Speaker
Description
Accelerator mass spectrometry (AMS) is the most sensitive analytical method to measure long-lived radionuclides. Several AMS system has been recently established in Europe, however, most of them exclusively detecting carbon-14. At Dresden a 6 MV tandem accelerator is used for AMS since 2011: The DREAMS (DREsden AMS) facility [1-3] is part of the Ion Beam Center, a large-scale user facility, where users apply for measurements via a proposal system.
Radionuclides, which are routinely measured at DREAMS, are 10Be, 26Al, 36Cl, 41Ca, and 129I. We recently also focussed on nuclides with shorter half-lives such as 7Be or 44Ti.
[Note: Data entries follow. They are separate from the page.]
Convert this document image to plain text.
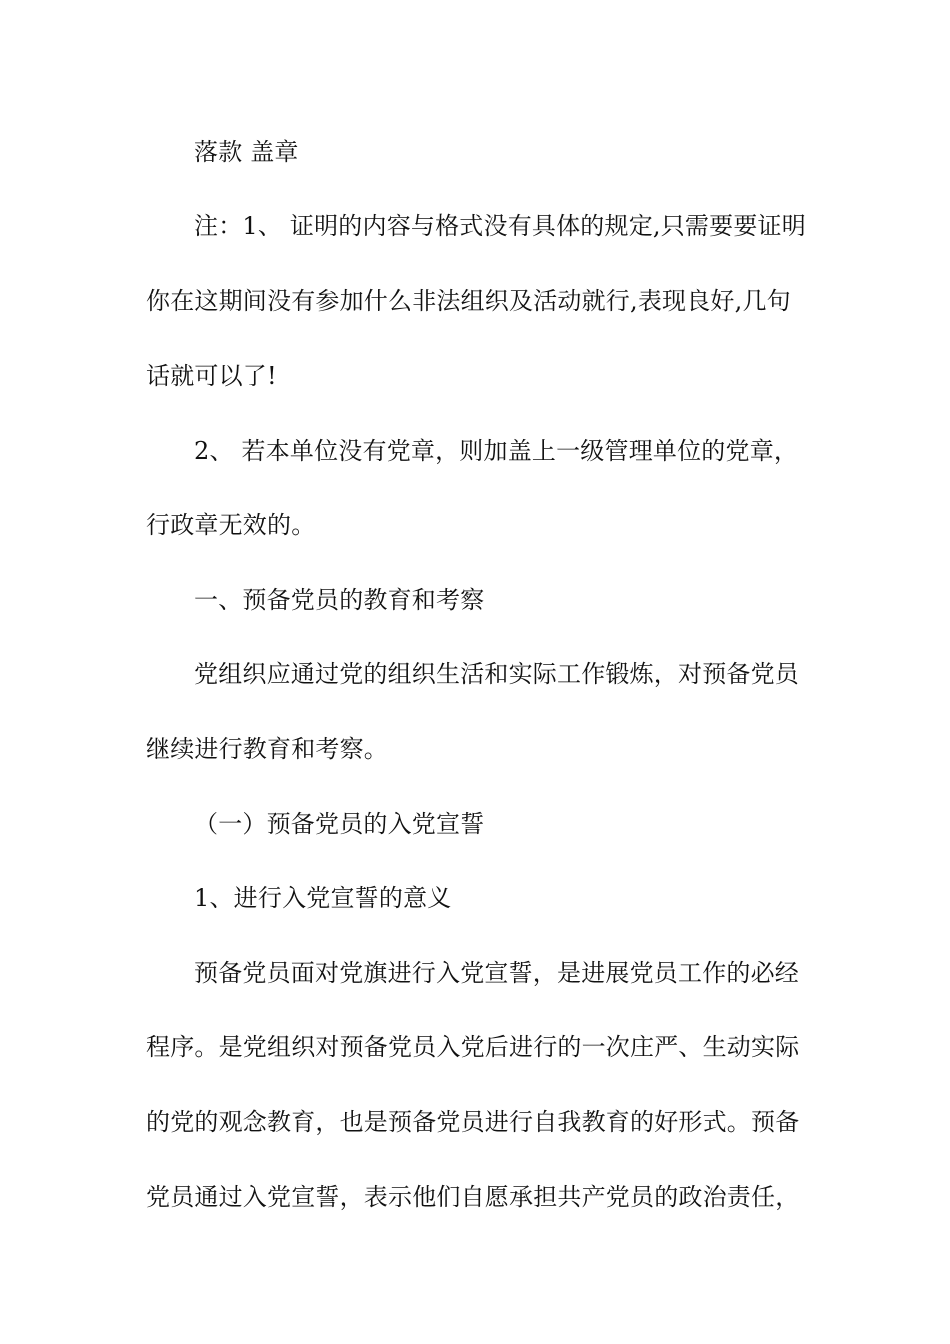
落款 盖章
注：1、 证明的内容与格式没有具体的规定,只需要要证明
你在这期间没有参加什么非法组织及活动就行,表现良好,几句
话就可以了!
2、 若本单位没有党章，则加盖上一级管理单位的党章，
行政章无效的。
一、预备党员的教育和考察
党组织应通过党的组织生活和实际工作锻炼，对预备党员
继续进行教育和考察。
（一）预备党员的入党宣誓
1、进行入党宣誓的意义
预备党员面对党旗进行入党宣誓，是进展党员工作的必经
程序。是党组织对预备党员入党后进行的一次庄严、生动实际
的党的观念教育，也是预备党员进行自我教育的好形式。预备
党员通过入党宣誓，表示他们自愿承担共产党员的政治责任，
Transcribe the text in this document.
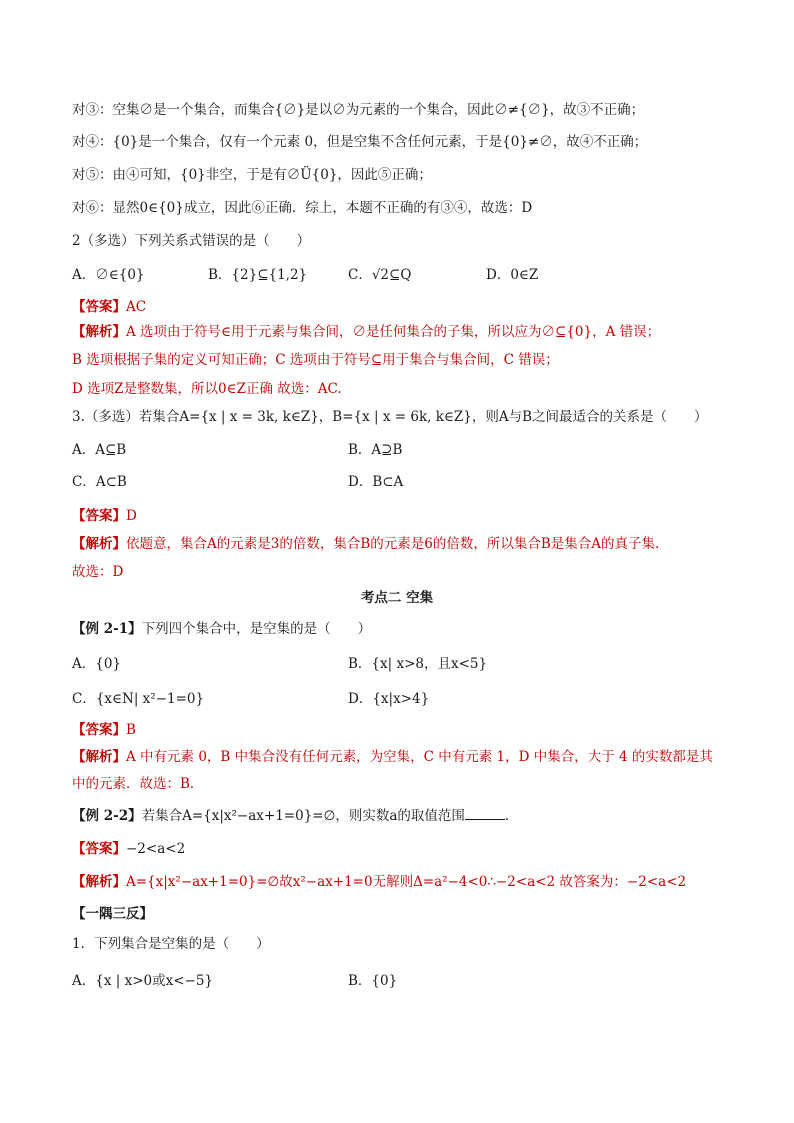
对③：空集∅是一个集合，而集合{∅}是以∅为元素的一个集合，因此∅≠{∅}，故③不正确；
对④：{0}是一个集合，仅有一个元素 0，但是空集不含任何元素，于是{0}≠∅，故④不正确；
对⑤：由④可知，{0}非空，于是有∅Ü{0}，因此⑤正确；
对⑥：显然0∈{0}成立，因此⑥正确．综上，本题不正确的有③④，故选：D
2（多选）下列关系式错误的是（　　）
A．∅∈{0}	B．{2}⊆{1,2}	C．√2⊆Q	D．0∈Z
【答案】AC
【解析】A 选项由于符号∈用于元素与集合间，∅是任何集合的子集，所以应为∅⊆{0}，A 错误；
B 选项根据子集的定义可知正确；C 选项由于符号⊆用于集合与集合间，C 错误；
D 选项Z是整数集，所以0∈Z正确 故选：AC.
3.（多选）若集合A={x | x = 3k, k∈Z}，B={x | x = 6k, k∈Z}，则A与B之间最适合的关系是（　　）
A．A⊆B	B．A⊇B
C．A⊂B	D．B⊂A
【答案】D
【解析】依题意，集合A的元素是3的倍数，集合B的元素是6的倍数，所以集合B是集合A的真子集.
故选：D
考点二 空集
【例 2-1】下列四个集合中，是空集的是（　　）
A．{0}	B．{x| x>8，且x<5}
C．{x∈N| x²−1=0}	D．{x|x>4}
【答案】B
【解析】A 中有元素 0，B 中集合没有任何元素，为空集，C 中有元素 1，D 中集合，大于 4 的实数都是其
中的元素．故选：B．
【例 2-2】若集合A={x|x²−ax+1=0}=∅，则实数a的取值范围	．
【答案】−2<a<2
【解析】A={x|x²−ax+1=0}=∅故x²−ax+1=0无解则Δ=a²−4<0∴−2<a<2 故答案为：−2<a<2
【一隅三反】
1．下列集合是空集的是（　　）
A．{x | x>0或x<−5}	B．{0}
The detection limits are generally several orders of magnitude better than any other mass spectrometry or decay counting method. AMS needs smaller sample sizes and measurements are finished within a few minutes to hours; though after performing chemical separation of the radionuclide from the sample matrix (ice, snow, rain, ground water, marine sediments, soil, meteorites, deep-sea nodules, lava, rocks).
DREAMS users apply AMS to most diverse interdisciplinary projects. Prominent examples are the proof and dating of multiple supernovae during the last 10 Ma [4] and dating of a boulder from a rock fall triggered by a medieval Earthquake in the Nepal Himalaya [5].
Ref.: [1] Akhmadaliev et al., NIMB 294 (2013) 5. [2] Rugel et al., NIMB 370 (2016) 94. [3] www.dresden-ams.de. [4] Wallner et al., Nature 532 (2016) 69. [5] Schwanghart et al., Science 351 (2016) 147.